In a state of social unrest, we see how the COVID-19 pandemic amplified social, cultural, and historical inequities. Witnessing events like police brutality of George Floyd, Breonna Taylor, Monika Diamond, Daunte Wright, Ma’Khia Bryant, and many other murders of Black and Brown people, the insurrection connected to groups like Qanon at the capitol, anti-Asian shootings in Atlanta, and situations like inequity of domestic, service, and other layered labor, we wonder what counts as “social justice’? What role does social justice play in social change? What are our responsibilities and accountabilities as activists at this moment? Through our work, we have broken, we have changed, we are transforming. How do we reconnect knowing that we cannot return to who we used to be and how we used to function? 

In response to this year’s call for “reconnection,” we seek to reconnect without disconnecting ourselves from how we have learned to engage and who we are becoming. In recognizing how the COVID-19 pandemic amplified power and control issues of access, exposure, trauma, anxiety, violence, privilege, and isolation, we want to reconnect responsively by attending to responsiveness inequities using the tools and with connections that we have cultivated during the COVID-19 pandemic. Although we are not going back to “normal” nor do we seek perfectionist and productionist frames of white supremacy, we move forward by setting boundaries on our time, energy and efforts as we foster ethical coalitional and collaborative worlds of racial, gendered, economic, and labored social justice. Rather than seeking just to plug back in, we seek meaningful engagement of our unrest. We encourage submissions that critically embody, but are not limited to intersections of and/or responses to crisis of care concerning:

●      Ableism ●      Primary or essential care responsibilities
●      Classism ●      Privacy
●      Decolonization ●      Privilege
●      Food Oppression ●      Racism
●      Gender-identity ●      Sexism
●      Housing status ●      Sizeism
●      International scholar status ●      Survival
●      Neurodiversity  
●      Pre-existing medical conditions  


Submissions that foreground the voices of marginalized groups, underrepresented scholars, non-academic activists, and public intellectuals are especially welcomed.

Paper Submissions

Papers may use any methodological or theoretical perspective (critical, rhetorical, qualitative, quantitative) and any formalized, consistent citation type (MLA, APA, Chicago, etc.). Paper submissions (including polished scholarship-in-progress submissions) are limited to 30 double-spaced pages (excluding references, cover page, abstract, and appendices).

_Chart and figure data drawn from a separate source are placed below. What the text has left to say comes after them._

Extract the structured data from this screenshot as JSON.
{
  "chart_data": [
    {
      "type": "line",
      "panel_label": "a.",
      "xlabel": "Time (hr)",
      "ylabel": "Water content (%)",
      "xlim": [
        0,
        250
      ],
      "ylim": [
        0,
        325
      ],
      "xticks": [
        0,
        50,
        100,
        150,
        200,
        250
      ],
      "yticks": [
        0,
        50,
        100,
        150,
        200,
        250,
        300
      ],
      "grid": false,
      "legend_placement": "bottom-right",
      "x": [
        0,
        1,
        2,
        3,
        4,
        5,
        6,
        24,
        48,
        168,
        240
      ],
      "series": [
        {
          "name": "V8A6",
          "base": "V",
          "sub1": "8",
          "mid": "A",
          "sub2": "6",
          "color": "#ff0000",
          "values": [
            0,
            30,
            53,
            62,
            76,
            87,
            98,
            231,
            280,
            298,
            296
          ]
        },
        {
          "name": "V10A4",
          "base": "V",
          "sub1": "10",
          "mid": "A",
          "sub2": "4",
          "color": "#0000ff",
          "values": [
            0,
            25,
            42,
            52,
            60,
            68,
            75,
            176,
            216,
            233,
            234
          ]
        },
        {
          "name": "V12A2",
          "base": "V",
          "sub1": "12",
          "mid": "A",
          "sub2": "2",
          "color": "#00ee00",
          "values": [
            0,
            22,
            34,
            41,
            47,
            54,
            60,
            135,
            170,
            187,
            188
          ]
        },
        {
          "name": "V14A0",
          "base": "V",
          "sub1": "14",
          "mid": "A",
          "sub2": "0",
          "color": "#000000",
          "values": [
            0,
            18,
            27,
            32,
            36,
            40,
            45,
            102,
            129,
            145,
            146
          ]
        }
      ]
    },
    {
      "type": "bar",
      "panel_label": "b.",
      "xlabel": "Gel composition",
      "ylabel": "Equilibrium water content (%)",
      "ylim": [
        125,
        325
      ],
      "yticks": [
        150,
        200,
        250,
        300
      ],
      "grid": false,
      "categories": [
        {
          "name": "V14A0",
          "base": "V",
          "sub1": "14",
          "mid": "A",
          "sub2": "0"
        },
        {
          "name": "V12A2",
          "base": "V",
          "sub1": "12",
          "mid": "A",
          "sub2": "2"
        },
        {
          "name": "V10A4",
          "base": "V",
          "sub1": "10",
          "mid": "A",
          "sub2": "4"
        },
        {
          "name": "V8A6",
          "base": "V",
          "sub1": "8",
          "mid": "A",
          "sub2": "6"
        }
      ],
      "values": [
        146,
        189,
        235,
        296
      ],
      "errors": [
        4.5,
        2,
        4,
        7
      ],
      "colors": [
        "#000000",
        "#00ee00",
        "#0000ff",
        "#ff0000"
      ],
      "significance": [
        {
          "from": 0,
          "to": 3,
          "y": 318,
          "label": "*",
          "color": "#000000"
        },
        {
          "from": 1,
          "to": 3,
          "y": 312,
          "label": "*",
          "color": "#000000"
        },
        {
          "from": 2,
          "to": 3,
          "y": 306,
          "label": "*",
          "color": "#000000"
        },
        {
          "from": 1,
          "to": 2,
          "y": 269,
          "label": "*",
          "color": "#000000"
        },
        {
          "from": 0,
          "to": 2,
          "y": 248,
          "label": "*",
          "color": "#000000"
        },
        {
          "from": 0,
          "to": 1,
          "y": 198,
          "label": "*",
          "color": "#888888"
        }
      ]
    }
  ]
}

Paper submissions must include a title and a brief abstract. The names of authors and all identifying information should be removed from the paper. Students should include the term “STUDENT” on the upper right-hand corner of the title page. If the paper will be a student debut, please type “DEBUT STUDENT” on the upper-right hand corner. To be considered a graduate student debut paper, the author must be a graduate student, the paper must have single authorship, and the paper must be the author’s first paper to CSCA. The division will award the top paper and top student paper.

Panel Proposals

Panel proposals should outline a rationale for the panel, provide an overview of the goals of the panel, and describe the panelists. Panel proposals may follow a traditional discussion-based format, may involve performative elements, may involve local community members in a dialogue to understand and address issues of injustice, or may be presented in any other creative format. There will be strong preference given to proposals that include panelists from multiple institutions and contexts.

Creative Works

To facilitate vibrant, generative, and robust dialogues and monologues, we also welcome independent or collaborative (e.g., panel proposals) submissions using creative, performance, artwork, crafts, poetry, or other embodied methods.

Technology requests for all papers and panels (or creative works) must be made at the time of submission. All submissions must be received by 11:59pm, October 8, 2021. Please send submissions through the CSCA website (and create a profile on the CSCA convention webpage while you are at it!!).

Submission Deadline: Oct. 8, 2021 11:59pm Central.